Maztech Precision Engineering (MPE) regularly produces precision components in ridiculously short turnaround times. For racecar suppliers in the UK’s Motorsport Valley, that’s just an average Tuesday.
So, when the British government began urging motorsports manufacturers to make components for ventilators and other equipment to handle the COVID-19 pandemic, Founder Wayne Bouchier says his crew was ready to do its part. The company won a government order to produce 7,500 aluminum tube manifold components for medical equipment, keeping its four Mazak machining centers running 24/7.
“The tube manifold is a relatively simple 3-axis part, but with the significant quantities required, we needed to design new fixturing to conduct multiple setup machining,” Bouchier says.
That, he adds, is where his company’s focus on having the best equipment and best software played a critical role.
MPE uses Open Mind Technologies’ hyperMill CAM software because of its support for multi-axis machining and newer toolpath technologies. When the company started making ventilator components, he says having the right tools helped speed up machining.
“Using the Linear Pattern feature in hyperMill, we have been able to effectively copy and paste the machining cycle from one position to the next on our machining centers. On one of our machines, we now have 16 WNT ZSG4 vises with suitable fixturing set up for non-stop machining,” Bouchier explains. “The hyperMill program for each part is simply copied and pasted, not just across each fixture, but also across all of our machines.”
Maztech has four employees and a prestigious client list. It recently invested in its fourth Mazak machine, a VariAxis i-300 AWC 5-axis machine with 32-pallets and tool storage capacity for 145 tools for continuous around-the-clock production. This has proven priceless during the race to produce ventilators.
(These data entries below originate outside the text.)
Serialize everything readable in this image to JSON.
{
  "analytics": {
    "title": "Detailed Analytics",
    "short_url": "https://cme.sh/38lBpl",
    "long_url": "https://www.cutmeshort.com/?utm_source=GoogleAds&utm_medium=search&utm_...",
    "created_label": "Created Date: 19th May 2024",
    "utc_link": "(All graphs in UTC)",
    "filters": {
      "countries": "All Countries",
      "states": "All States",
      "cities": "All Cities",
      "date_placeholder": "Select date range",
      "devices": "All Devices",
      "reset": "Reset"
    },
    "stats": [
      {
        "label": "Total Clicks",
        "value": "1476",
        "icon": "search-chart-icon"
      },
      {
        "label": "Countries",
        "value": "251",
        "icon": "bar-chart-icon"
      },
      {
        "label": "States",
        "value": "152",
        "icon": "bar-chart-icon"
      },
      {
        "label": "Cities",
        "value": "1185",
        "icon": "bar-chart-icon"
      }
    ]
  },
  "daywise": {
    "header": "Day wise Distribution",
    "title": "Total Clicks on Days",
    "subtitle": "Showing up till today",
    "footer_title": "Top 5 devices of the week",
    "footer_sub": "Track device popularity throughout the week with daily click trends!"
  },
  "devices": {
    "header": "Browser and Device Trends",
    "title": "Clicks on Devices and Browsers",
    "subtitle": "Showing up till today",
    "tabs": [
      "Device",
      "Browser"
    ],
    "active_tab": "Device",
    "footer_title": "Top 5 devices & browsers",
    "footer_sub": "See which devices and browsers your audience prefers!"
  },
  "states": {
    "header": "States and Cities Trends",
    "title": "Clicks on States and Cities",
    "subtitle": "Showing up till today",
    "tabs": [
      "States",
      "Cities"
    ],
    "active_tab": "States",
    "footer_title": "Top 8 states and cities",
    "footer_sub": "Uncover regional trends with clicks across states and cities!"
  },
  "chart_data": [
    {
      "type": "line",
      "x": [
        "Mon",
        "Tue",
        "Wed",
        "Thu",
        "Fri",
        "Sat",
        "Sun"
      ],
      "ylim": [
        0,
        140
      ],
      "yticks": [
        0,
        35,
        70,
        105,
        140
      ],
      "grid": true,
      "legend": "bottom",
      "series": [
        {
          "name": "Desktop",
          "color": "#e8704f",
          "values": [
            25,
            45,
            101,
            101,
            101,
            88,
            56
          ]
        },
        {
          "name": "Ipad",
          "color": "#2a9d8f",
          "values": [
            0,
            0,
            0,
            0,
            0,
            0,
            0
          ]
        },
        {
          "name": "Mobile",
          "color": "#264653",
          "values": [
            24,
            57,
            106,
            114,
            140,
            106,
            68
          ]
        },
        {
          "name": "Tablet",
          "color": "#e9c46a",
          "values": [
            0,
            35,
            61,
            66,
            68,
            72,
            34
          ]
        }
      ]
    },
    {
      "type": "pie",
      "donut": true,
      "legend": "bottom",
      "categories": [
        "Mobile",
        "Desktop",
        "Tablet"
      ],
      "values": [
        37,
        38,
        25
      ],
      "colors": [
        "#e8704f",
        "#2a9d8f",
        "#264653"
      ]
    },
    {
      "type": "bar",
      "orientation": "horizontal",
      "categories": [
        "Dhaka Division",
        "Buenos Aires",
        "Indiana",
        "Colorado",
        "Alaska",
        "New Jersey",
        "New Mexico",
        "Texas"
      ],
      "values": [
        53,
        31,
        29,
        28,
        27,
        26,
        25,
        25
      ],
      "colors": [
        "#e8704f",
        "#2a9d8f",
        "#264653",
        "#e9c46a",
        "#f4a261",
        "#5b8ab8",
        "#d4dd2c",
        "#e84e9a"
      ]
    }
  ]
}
“My strategy all along has been to invest in the best machinery, the best CAD/CAM software, the best tooling, the best workholding, the best of everything,” Bouchier says. “It all plays a role in producing the highest quality parts. I think the quality of our parts is a reflection of what we’ve got here on the shop floor; the Mazak machining centers, ITC cutting tools, and of course the hyperMILL CAM system.”
Maztech started using 5-axis machining in 2017 when they installed a Mazak VariAxis i-500. Bouchier says, “I had a CAM system, but it couldn’t provide suitable post-processors to communicate confidently with the VariAxis configuration. I also wanted the full machine model, so I could simulate everything – as the machine is a big investment.”
Colleagues recommended hyperMill, and many Formula 1 (F1) engine producers use the software, so Bouchier requested a demonstration.
“We picked out a model of one of my parts and Open Mind showed me how to program and simulate it, demonstrating the complete machine model. As someone with CAM experience, I asked loads of questions,” Bouchier recalls. “Entering 5-axis machining is never easy, but hyperMill simplified it… The 5-axis capabilities and comprehensive machine simulation made the decision for me to invest in hyperMill.”
Bouchier took a 3-day course to familiarize himself with hyperMill before implementing it at MPE. After a few months, he sent team members to training, bought a second seat, and deleted the stored files on his servers from the previous CAM system.
“This prevented us from falling back on the previous system if a difficult challenge arose. This meant we had to reprogram all our previous jobs, and with up to 50% of our work being repeat business, this was a big move,” Bouchier says.
As MPE increased its capabilities to produce complex parts with 5-axis technology, Bouchier became better known in racing circles and began discussing next steps with potential customers. Following advice from numerous motorsport subcontractors, Maztech specified the hyperMill Maxx machining package for high-performance metal removal rates. Other modules specified were the 5-axis Z-level finishing, 5-axis profile finishing, 5-axis freepath, swarf, and 5-axis contouring.
“The main benefits are the sheer number of options in terms of available strategies to machine parts. In the past, we have wanted to do jobs in a particular way and the CAM system has prevented us from taking our chosen strategy. This isn’t the case with hyperMill,” Bouchier says. “It can be the most frustrating thing as an engineer when you know exactly what you want to do, but your CAM package won’t allow you to do what you want.”
The Maxx package supports trochoidal milling and arbitrary stock machining, systems that MPE uses for stainless steel.
“Arbitrary stock machining enables us to maintain a constant load on the spindle and tool to maximize material removal rates. Equally important is the fact that this also prolongs tool life and improves surface finishes by retaining an even chip load,” Bouchier explains.
For Maztech to produce complex components with confidence, its engineers have modeled all workholding accessories, such as all vises, vise jaws, and chucks, and created a template for each. That work proved critical in quickly ramping up ventilator component production.
“With hyperMill, if you put good data in you get good data out. If you set up your tools exactly as they are set up in hyperMill, run a collision check and the software says there is no collision - you’re 99% guaranteed there won’t be a collision,” Bouchier says. “So, when you first program a job, you open the template and select the vise and the jaws and pull that into your job. Straight away, you are collision checking against your vise and jaws as your machine is modeled up.”